Filing a Form I-601 Application for Waiver of the Grounds of Inadmissibility in Conjunction with Adjustment of Status (Form I-485) General Discussion – 212(h) waiver
When applying for adjustment of status (your green card) an individual is required to file a Form I-601 Application for Waiver of the Grounds of Inadmissibility (hereinafter “waiver”) if convicted of a crime involving moral turpitude (CIMT). This waiver is provided for under INA 212(h). Examples of CIMTs may include certain convictions for assault, battery, driving under the influence, and domestic violence, among other convictions. Note that of the aforementioned not necessarily every conviction is considered a CIMT, hence it is imperative to consult with a qualified attorney to determine whether your specific conviction is a CIMT. Note also that convictions for crimes committed under the age of 18 that occurred more than five years ago are not considered CIMTs. Note also that there is a “petty” crime exception to CIMTs. That is, if the maximum penalty possible did not exceed imprisonment for one year and, you were not sentenced to a term of imprisonment in excess of 6 months (regardless of amount of time actually served) then your conviction is not a CIMT.
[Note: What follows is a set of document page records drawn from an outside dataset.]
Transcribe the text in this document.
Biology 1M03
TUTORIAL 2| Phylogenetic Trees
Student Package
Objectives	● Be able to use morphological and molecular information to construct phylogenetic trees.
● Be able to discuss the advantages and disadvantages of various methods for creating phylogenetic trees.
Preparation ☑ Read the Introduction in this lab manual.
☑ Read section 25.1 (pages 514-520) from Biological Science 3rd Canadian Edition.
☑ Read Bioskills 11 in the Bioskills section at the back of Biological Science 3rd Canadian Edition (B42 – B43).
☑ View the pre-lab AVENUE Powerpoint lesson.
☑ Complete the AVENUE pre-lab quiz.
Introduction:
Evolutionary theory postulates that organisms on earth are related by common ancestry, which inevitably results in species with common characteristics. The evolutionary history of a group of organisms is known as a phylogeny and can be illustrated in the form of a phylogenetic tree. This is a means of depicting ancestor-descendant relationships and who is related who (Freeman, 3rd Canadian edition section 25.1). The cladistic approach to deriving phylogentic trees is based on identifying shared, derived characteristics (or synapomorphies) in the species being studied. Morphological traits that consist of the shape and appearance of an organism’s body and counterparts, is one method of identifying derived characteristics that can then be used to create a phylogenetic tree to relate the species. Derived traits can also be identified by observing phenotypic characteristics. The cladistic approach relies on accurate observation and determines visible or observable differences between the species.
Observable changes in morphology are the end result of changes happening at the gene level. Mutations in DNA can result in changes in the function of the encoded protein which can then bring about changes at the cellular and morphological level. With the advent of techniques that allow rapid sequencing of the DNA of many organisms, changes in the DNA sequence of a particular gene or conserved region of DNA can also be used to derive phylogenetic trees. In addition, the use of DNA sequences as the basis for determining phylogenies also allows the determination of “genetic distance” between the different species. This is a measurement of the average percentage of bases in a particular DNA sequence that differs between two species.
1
When applying for adjustment of status an individual is also required to file a waiver if convicted of a controlled substance violation that involved a single offense of simple possession of 30 grams or less of marijuana, a conviction of two of more offenses for which the combined sentence to confinement were five years or more, or a conviction for prostitution offenses. These waivers are also provided for by INA 212(h).
In order to earn an approval of the waiver the individual must demonstrate that the conviction in question occurred more than 15 years before the date of the application for adjustment of status, the admission of the individual would not be contrary to the national welfare, safety, or security of the United States, and that the individual has been rehabilitated. Alternatively, if less than fifteen years have elapsed since the date of conviction, the individual will have to prove that the denial of the waiver would result in extreme hardship to the individual’s spouse, parent, son, or daughter. Note that the spouse, parent, son, or daughter in question must be a Lawful Permanent Resident or a U.S. Citizen.
In addition to waiving criminal convictions, Form I-601 Application for Waiver of the Grounds of Inadmissibility is also used to waive the three and ten year bar for having been unlawfully present in the United States in excess of either 180 days or one year, respectively, and having subsequently departed from the United States. This waiver is provided for under INA 212(a)(9)(B)(v). The individual will have to prove that the denial of the waiver would result in extreme hardship to the individual’s spouse, parent, son, or daughter. Again, note that the spouse, parent, son, or daughter in question must be a Lawful Permanent Resident or a U.S. Citizen.
Finally, in addition to the aforementioned uses, the Form I-601 Application for Waiver of the Grounds of Inadmissibility can also be used in cases where the individual committed immigration fraud or misrepresentation. This waiver is provided for under INA 212(i). Please see our separate article covering said waivers. For a complete list of uses for the waiver you should consult with a qualified immigration attorney.
The waiver should be supported with documentation. Samples of documentation may include:
- copies of criminal records
- a statement from the individual
- letters in support from family, friends, colleagues
- employment verification letter
- tax returns
- evidence of community service
- evidence of achievement, among other types of documentation
Additionally, the waiver should be supported by an attorney cover letter arguing the strengths of the waiver and a table of contents organizing all of the supporting documentation.